President Trump’s onetime attorney asked Michael Flynn’s lawyer for a “heads up” if the former national security adviser intended to give Special Counsel Robert Mueller information damaging to the commander-in-chief, according to a transcript of a voicemail released on Friday.

In the phone call made in November 2017, John Dowd said the president was compassionate to Flynn, whose legal team had just severed a joint representation deal with Trump’s attorneys. Flynn proceeded to cooperate with Mueller’s investigation into Russian election interfering in the 2016 presidential election.

According to the transcript, “I understand that you can’t join the joint defense; so that’s one thing. If, on the other hand, we have, there’s information that … implicates the president, then we’ve got a national security issue, or maybe a national security issue, I don’t know … some issue, we got to deal with, not only for the president, but for the country.

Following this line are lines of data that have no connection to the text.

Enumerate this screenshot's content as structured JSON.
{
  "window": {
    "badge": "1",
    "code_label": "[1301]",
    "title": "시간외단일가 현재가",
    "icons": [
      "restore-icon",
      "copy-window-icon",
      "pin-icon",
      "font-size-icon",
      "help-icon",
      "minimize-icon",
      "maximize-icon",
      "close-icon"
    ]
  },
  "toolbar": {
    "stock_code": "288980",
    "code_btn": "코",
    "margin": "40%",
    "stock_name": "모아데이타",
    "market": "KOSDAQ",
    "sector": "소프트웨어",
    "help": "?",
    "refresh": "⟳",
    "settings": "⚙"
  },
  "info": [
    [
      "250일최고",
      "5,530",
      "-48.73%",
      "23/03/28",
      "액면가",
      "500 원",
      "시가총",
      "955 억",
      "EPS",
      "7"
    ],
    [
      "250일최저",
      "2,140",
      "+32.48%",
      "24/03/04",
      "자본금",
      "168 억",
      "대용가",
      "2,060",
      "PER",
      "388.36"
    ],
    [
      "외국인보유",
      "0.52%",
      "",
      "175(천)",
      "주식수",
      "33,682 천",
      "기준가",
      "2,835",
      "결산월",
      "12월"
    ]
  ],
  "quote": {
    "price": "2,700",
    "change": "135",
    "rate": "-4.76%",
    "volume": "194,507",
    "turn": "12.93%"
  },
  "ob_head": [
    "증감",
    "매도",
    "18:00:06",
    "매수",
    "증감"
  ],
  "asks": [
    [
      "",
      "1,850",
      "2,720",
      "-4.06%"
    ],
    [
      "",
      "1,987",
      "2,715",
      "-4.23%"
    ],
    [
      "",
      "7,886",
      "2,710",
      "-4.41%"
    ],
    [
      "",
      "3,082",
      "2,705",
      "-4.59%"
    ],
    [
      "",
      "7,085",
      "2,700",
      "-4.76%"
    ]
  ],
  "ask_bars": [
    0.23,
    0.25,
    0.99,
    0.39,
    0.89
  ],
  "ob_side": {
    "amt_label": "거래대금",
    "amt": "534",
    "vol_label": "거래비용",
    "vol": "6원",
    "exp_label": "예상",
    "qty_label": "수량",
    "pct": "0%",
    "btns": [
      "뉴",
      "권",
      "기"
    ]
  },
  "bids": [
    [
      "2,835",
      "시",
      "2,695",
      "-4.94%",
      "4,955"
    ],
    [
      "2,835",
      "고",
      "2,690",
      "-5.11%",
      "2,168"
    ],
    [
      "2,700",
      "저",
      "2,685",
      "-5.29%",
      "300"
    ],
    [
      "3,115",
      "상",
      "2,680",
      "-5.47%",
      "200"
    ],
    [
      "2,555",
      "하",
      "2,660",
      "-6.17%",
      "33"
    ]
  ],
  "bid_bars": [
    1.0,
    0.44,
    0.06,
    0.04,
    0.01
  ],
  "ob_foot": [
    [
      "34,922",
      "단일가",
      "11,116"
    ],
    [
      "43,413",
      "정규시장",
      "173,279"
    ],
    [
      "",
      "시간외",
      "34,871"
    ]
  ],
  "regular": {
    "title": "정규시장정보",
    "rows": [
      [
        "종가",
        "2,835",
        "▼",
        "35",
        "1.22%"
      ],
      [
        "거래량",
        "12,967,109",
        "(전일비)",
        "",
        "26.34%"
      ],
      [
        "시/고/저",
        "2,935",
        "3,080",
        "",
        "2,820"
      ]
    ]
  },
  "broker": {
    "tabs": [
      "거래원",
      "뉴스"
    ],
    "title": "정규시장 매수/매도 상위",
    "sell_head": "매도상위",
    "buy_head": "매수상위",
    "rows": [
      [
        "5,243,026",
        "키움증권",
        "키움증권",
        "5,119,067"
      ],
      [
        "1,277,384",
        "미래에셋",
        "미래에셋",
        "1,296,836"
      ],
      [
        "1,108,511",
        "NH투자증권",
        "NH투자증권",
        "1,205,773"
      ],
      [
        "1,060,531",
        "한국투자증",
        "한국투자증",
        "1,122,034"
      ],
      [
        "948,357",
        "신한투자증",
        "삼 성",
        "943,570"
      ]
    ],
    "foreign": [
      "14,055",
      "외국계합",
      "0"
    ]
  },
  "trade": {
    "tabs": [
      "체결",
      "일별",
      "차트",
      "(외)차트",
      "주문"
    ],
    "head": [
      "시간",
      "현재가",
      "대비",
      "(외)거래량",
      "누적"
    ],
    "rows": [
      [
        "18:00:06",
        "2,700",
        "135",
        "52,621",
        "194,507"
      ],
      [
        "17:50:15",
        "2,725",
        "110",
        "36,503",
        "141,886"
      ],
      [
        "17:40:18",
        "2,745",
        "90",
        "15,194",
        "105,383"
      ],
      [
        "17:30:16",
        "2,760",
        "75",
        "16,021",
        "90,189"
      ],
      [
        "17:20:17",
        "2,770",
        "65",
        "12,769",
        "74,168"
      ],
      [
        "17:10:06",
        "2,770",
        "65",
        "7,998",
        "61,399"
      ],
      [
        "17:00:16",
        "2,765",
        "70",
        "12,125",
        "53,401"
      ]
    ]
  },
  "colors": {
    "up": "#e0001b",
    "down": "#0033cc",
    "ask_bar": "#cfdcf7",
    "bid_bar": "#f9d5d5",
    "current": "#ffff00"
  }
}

So … uh … you know, then-then, you know, we need some kind of heads-up,” Dowd said.

Federal prosecutors released the transcript in a court filing. Flynn, who pleaded guilty last year to lying to federal investigators about contacts with Russians and is awaiting sentencing, said the call was an attempt to block his cooperation with Mueller’s probe.

Dowd, who also said on the voicemail that Trump’s warm feelings toward Flynn “still remain,” resigned as Trump’s lead attorney in March 2018. On Friday, He denied that the voicemail was a bid to obstruct Flynn’s cooperation.

“During the joint defense relationship, counsel for the president provided to Flynn’s counsel documents, advice and encouragement to provide to SC [the special counsel] as part of his effort to cooperate with the SC,” Dowd said in a statement. “SC never raised or questioned the president’s counsel about these allegations despite numerous opportunities to do so.”

The voicemail is believed to be the one referenced in the Mueller report and was directed to Flynn’s attorney, Rob Kelner. It was left the same day Flynn left the joint agreement with Trump’s legal team, a sign that he was going to cooperate with prosecutors.

In a related development, the Justice Department resisted Judge Emmett Sullivan’s order to produce transcripts of Flynn’s calls with Russian officials, including former Russian ambassador Sergey Kislyak.

Flynn later admitted that he lied to investigators about his communications with Kislyak.

Prosecutors said they didn’t have to submit those transcripts because it is not part of his sentencing record.

“The government further represents that it is not relying on any other recordings, of any person, for purposes of establishing the defendant’s guilty or determining his sentence, nor are there other recordings that are part of the sentencing record,” The prosecutors wrote.